Opinion
CV 18-130-M-DLC-JCL
01-14-2019
BRYAN MICHAEL CONNER, Plaintiff, v. FLATHEAD COUNTY DETENTION CENTER, Defendant.
ORDER
United States Magistrate Judge Jeremiah C. Lynch entered his Findings and Recommendations on November 19, 2018, recommending that the Court: (1) dismiss Plaintiff Bryan Michael Conner's complaint with prejudice; order the docket reflect that Conner's filing of this action counts as a strike under U.S.C. § 1915(g); and (3) certify that no appeal from this disposition could be taken in good faith. (Doc. 7.) Conner failed to timely object to the Findings and Recommendation, and so waived the right to de novo review of the record. 28 U.S.C. § 636(b)(1). This Court reviews for clear error those findings and recommendations to which no party objects. See Thomas v. Arn, 474 U.S. 140, 149-53 (1985). Clear error exists if the Court is left with a "definite and firm conviction that a mistake has been made." Wash. Mut., Inc. v. United States, 856 F.3d 711, 721 (9th Cir. 2017) (citation omitted).
It appears that Conner has not been effectively served with a copy of the Findings and Recommendations. Conner has not provided a current mailing address despite notification that failure to do so may result in dismissal of his action. Accordingly, the Court cannot excuse the failure to object. --------
Having reviewed the Findings and Recommendation (Doc. 57), the Court finds no clear error in Judge Lynch's recommendation that Conner's complaint be dismissed with prejudice. Conner has not alleged deliberate indifference, which is required under 42 U.S.C. § 1983. See Gordon v. Cty. of Orange, 888 F.3d 1118, 1124 (9th Cir. 2018). And he has not alleged discrimination under the ADA but only "inadequate treatment." Simmons v. Navajo Cty., 609 F.3d 1011, 1022 (9th Cir. 2010). The standard for dismissal with prejudice is high: "[d]ismissal of a pro se complaint without leave to amend is proper only if it is absolutely clear that the deficiencies of the complaint could not be cured by amendment." Weilburg v. Shapiro, 488 F.3d 1202, 1205 (9th Cir. 2007). However, Judge Lynch did not clearly err in finding the standard met. The grievances filed by Conner unequivocally establish that: (1) Conner neither suffered nor was in danger of suffering any actual injury; (2) kitchen staff generally successfully accommodated his food allergies and sensitivities; (3) the detention center had a policy of accommodating allergies and sensitivities; and (4) Conner's grievances received appropriate attention.

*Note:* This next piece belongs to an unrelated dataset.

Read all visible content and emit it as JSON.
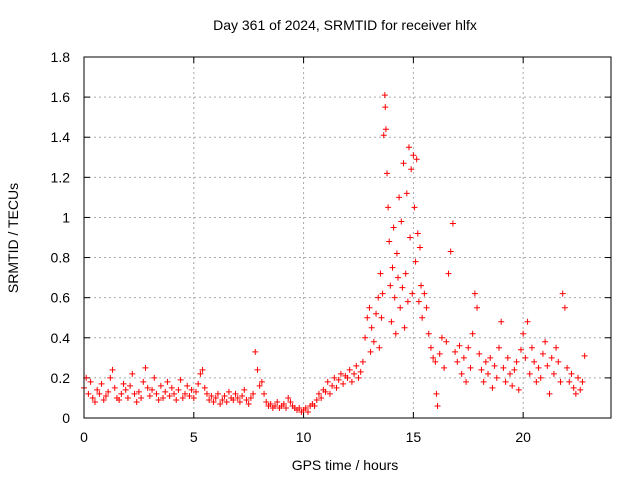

Nor is there clear error in Judge Lynch's recommendation that the Court order that the docket reflect that Conner's filing of this action counts as one strike under 28 U.S.C. § 1915(g). The Court grants the motion to dismiss on the grounds that it is both "frivolous" and "fails to state a claim upon which relief may be granted." 28 U.S.C. § 1915(g).
Finally, Judge Lynch did not err in recommending that the Court certify that any appeal from this disposition would not be taken in good faith. Fed. R. App. P. 24(a)(4)(B).
Accordingly, IT IS ORDERED:
(1) Judge Lynch's Findings and Recommendation (Doc. 7) is ADOPTED IN FULL;
(2) Conner's Complaint is DISMISSED WITH PREJUDICE;
(3) The Clerk of Court shall have the docket reflect that Conner's filing of this action counts as one strike under 28 U.S.C. § 1915(g); and
(4) The Clerk of Court shall have the docket reflect that the Court has certified that any appeal from this disposition would not be taken in good faith pursuant to Federal Rule of Appellate Procedure 24(a)(4)(B).
DATED this 14th day of January, 2019.